HR managers are more burned out than ever. Who is supporting them?

 HR teams everywhere are working tirelessly to implement mental health strategies for employees. But who’s putting in the work for them? 

Despite increased mental health initiatives at companies across the country, certain employees are still more susceptible to burnout than others. Ninety-eight percent of HR professionals have felt burned out at work in the last six months, according to a recent survey conducted by workplace communication app Workvivo, and nearly 4 in 5 are open to leaving their jobs.

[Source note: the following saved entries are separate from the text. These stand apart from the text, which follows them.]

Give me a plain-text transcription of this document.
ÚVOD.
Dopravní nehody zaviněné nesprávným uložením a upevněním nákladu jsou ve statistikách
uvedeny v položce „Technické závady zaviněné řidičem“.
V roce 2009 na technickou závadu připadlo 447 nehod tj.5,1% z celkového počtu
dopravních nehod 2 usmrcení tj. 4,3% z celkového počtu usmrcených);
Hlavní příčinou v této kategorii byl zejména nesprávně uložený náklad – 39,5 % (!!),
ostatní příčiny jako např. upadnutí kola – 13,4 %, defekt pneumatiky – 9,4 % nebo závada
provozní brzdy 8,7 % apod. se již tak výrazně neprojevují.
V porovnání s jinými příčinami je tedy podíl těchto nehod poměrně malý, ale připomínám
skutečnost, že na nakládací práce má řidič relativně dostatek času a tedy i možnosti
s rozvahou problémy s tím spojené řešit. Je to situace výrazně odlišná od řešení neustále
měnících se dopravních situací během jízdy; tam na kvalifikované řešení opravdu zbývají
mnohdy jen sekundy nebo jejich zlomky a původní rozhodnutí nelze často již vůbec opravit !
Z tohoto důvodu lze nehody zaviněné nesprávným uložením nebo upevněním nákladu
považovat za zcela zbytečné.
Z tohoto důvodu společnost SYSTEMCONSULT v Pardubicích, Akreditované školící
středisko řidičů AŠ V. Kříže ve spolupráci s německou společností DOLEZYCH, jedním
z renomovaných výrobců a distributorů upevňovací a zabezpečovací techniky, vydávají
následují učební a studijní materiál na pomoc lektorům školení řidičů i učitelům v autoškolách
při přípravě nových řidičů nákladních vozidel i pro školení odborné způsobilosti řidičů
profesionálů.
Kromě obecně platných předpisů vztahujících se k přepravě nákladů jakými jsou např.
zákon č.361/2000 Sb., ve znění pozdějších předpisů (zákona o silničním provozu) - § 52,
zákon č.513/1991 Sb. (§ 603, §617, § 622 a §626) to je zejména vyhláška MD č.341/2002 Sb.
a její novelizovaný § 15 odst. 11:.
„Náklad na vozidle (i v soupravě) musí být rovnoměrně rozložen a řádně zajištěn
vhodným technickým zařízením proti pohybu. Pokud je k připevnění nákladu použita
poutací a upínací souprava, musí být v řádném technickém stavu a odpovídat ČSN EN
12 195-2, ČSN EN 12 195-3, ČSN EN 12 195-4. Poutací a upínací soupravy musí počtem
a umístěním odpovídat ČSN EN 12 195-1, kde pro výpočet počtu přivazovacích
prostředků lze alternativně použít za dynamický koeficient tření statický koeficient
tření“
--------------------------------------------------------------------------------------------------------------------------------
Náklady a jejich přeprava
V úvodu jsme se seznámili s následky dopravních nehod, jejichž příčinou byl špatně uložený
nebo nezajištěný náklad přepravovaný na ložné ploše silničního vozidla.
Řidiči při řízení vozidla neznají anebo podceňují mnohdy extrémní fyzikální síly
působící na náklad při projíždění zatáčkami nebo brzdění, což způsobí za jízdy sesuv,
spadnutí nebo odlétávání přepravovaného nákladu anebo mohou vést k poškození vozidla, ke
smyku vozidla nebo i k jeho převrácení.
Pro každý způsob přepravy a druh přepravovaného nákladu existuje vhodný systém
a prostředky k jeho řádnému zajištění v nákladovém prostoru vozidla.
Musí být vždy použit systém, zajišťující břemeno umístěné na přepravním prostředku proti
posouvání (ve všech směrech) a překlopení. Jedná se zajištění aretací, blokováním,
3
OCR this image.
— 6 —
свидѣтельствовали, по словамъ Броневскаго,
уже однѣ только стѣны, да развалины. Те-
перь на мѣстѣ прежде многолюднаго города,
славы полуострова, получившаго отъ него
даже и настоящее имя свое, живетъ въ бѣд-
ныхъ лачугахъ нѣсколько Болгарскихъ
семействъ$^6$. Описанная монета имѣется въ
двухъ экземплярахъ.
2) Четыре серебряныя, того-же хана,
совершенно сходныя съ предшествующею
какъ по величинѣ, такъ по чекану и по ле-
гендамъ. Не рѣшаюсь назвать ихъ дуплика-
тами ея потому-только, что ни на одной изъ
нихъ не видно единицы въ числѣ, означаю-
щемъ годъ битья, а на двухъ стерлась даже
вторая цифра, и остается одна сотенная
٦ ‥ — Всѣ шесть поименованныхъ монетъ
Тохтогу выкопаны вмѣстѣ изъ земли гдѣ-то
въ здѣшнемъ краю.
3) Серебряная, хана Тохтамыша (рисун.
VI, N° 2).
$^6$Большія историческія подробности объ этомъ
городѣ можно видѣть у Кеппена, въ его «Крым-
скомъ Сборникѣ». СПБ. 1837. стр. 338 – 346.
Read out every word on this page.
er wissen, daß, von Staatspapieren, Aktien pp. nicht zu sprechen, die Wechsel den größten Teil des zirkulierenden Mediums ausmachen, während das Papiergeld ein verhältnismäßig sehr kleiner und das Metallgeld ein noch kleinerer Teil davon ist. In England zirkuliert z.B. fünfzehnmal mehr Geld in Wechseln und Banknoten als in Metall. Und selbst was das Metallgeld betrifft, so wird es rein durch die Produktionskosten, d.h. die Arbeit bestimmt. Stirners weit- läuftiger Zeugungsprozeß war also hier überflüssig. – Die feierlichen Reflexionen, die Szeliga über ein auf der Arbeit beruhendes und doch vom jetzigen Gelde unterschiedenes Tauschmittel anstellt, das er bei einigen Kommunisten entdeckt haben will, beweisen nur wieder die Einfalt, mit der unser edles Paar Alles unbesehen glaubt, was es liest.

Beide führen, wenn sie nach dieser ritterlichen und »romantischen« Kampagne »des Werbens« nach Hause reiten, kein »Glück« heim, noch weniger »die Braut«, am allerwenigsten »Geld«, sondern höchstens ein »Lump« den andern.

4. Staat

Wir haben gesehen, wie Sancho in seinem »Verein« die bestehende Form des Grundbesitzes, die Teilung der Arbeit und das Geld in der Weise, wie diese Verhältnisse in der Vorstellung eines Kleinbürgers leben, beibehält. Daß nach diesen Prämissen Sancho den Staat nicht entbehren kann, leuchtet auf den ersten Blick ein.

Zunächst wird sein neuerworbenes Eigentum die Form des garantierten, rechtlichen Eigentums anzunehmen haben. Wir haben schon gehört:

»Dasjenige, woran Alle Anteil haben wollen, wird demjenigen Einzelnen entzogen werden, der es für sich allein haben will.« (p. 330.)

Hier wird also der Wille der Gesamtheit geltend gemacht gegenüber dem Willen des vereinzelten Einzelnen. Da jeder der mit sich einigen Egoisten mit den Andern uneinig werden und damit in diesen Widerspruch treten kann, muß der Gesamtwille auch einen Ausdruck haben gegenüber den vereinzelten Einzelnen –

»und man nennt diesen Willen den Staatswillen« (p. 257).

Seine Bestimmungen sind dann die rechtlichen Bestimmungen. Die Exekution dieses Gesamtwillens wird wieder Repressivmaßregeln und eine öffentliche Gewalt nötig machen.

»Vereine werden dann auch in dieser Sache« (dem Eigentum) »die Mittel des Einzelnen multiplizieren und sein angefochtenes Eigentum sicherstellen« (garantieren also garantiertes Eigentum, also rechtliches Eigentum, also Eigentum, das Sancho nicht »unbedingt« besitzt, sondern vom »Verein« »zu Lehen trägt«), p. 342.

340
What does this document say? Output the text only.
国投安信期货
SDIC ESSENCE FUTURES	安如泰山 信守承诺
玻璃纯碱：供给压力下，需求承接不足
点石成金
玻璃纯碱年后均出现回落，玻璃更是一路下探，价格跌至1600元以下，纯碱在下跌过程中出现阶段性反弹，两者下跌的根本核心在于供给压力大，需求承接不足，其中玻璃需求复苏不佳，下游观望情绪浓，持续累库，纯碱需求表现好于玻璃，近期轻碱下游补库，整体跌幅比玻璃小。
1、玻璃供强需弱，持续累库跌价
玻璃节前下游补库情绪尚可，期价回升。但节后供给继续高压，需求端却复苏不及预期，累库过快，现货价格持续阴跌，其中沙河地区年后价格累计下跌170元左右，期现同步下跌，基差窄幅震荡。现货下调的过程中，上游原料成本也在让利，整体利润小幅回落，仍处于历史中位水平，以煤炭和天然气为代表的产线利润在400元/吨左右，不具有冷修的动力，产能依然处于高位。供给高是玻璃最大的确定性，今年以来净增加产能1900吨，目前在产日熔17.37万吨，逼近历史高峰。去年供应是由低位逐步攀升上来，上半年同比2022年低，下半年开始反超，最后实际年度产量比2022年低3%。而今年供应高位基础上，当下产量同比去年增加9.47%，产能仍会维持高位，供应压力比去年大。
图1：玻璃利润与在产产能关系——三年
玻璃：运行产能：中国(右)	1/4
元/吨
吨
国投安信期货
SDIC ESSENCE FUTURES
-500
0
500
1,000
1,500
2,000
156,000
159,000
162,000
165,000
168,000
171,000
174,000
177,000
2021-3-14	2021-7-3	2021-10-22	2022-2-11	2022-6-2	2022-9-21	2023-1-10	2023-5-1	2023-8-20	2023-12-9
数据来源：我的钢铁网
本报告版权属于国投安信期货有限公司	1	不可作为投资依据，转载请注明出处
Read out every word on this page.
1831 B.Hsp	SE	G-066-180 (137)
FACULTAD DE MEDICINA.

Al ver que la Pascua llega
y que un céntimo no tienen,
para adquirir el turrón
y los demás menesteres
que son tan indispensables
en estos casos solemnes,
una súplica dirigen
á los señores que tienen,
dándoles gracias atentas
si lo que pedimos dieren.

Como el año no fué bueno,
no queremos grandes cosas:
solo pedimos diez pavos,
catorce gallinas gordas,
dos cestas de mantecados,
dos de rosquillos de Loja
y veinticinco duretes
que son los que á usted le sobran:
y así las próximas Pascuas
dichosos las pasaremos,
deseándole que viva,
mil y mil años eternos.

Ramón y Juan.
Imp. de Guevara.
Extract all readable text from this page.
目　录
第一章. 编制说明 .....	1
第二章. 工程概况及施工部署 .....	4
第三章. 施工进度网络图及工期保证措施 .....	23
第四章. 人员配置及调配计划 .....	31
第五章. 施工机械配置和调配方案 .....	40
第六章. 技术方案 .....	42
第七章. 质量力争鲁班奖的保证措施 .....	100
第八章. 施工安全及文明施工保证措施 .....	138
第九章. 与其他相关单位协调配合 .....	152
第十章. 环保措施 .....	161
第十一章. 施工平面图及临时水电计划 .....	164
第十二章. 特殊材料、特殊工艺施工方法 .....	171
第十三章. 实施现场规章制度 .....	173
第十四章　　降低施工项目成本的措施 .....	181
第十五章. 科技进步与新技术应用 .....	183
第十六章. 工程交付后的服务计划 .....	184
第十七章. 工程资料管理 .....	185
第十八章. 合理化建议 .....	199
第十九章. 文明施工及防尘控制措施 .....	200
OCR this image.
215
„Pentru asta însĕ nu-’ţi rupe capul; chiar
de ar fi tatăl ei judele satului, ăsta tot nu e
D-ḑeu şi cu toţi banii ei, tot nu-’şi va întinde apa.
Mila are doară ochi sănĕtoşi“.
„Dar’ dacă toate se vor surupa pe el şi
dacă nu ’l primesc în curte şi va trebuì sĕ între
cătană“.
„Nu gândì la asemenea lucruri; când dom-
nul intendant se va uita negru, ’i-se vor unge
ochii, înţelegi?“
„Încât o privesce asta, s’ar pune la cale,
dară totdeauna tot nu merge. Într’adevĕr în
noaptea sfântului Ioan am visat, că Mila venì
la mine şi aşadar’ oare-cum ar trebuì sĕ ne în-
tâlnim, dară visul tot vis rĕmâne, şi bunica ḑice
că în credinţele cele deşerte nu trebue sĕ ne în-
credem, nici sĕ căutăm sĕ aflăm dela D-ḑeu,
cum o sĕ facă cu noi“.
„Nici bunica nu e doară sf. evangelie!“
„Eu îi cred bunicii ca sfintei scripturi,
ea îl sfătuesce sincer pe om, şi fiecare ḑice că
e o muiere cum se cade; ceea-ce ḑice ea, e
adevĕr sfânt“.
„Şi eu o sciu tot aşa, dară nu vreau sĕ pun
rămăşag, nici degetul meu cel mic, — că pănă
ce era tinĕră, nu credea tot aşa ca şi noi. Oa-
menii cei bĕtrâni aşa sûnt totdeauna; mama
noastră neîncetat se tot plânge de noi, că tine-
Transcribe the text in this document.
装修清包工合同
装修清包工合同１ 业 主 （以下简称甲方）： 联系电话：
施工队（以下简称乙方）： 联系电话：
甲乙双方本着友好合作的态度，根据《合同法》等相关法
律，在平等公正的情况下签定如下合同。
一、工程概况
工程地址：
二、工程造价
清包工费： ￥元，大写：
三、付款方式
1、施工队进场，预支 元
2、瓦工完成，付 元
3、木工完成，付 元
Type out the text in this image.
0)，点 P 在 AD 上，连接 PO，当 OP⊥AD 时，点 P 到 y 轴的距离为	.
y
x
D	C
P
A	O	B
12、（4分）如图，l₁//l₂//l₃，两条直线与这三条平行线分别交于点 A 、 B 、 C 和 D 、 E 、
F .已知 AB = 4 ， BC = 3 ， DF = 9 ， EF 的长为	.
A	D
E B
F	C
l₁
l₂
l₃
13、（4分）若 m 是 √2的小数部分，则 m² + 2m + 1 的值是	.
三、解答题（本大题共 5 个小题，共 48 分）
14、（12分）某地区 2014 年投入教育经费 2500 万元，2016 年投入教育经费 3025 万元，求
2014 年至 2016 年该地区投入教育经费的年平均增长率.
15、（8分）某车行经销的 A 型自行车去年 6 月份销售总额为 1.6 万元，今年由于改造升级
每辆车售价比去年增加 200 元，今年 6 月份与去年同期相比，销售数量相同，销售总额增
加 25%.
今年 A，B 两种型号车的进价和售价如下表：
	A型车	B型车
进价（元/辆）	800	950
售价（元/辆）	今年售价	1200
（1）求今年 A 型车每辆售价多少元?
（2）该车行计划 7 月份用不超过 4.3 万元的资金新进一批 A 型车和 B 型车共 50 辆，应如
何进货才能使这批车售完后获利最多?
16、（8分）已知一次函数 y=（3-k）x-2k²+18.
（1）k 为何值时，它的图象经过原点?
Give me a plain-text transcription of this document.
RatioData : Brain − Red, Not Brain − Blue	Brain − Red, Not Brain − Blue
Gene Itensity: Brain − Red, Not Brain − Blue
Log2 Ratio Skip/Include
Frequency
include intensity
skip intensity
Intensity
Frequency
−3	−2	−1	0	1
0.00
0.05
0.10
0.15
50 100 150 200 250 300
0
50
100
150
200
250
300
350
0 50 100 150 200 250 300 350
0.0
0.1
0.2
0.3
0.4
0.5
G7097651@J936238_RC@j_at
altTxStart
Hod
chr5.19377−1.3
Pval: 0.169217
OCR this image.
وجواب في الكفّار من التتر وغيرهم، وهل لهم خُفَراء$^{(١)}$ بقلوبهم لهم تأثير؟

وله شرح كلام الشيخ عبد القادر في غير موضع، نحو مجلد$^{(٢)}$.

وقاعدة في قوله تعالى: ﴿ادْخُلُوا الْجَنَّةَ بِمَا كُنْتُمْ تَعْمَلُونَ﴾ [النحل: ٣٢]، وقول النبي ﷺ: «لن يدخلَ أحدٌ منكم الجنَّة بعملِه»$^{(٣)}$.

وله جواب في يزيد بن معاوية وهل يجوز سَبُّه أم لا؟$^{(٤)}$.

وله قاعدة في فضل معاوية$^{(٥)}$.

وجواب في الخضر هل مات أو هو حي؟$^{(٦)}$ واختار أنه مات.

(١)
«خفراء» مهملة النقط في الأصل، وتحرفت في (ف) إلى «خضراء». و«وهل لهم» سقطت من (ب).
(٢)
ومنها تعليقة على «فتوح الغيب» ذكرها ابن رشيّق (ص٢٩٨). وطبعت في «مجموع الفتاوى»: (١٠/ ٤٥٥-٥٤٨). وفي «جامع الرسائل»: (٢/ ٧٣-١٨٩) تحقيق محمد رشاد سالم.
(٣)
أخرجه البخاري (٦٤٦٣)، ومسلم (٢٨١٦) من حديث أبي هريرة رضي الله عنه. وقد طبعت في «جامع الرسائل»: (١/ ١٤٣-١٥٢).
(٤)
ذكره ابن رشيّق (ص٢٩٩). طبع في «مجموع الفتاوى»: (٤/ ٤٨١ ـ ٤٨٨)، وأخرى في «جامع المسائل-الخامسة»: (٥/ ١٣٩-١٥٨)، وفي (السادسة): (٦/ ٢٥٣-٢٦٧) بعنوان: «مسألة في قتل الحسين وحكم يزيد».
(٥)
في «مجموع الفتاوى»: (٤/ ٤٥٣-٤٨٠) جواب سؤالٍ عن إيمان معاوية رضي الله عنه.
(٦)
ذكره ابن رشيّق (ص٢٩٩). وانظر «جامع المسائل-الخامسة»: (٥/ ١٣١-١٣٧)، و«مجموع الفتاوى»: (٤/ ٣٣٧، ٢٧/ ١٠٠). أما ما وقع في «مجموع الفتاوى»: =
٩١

“HR teams have been at the forefront of dealing with changing workplaces due to the pandemic — including the Great Resignation,” says Laura Lee Gentry, chief people officer at employee onboarding platform Enboarder. “These events have led to increased competitiveness in recruiting, putting further stress on HR teams to hire and retain talent.”

With so many competing priorities, some HR teams may not be receiving adequate resources or support from their organization to address all of these issues, according to Gentry. HR leaders themselves are dealing with their own lingering effects of the pandemic and challenges of hybrid and remote work, while also being primarily responsible for implementing programs to combat these issues for their colleagues. 

“All of this has resulted in HR trying to combat their own stress while working to build an engaging workplace culture, recruit and onboard employees and roll out other important initiatives for DE&I and learning and development programs,” she says. “These teams have a lot on their plate and their own needs can often get lost in the effort to meet everyone else’s.”

But if HR departments are responsible for helping their colleagues find solutions and resources, who is responsible for theirs? The leaders above them, Gentry says. 

The manager relationship is crucial to shaping how employees respond when they experience stress and mental health issues, according to Gentry. Managers at all levels need to maintain an open line of communication and hold check-ins with their employees at least on a weekly basis to give them the support they need to succeed.

Organizations can begin by having mandatory mental health training for managers to help them spot signs of emotional distress, which will help managers properly respond in a way that makes employees feel comfortable, accepted, and supported.

“HR teams and managers should work in tandem to share and clearly outline any mental health benefits their company offers,” Gentry says. “That can be EAPs or internal initiatives like encouraging taking mental health days.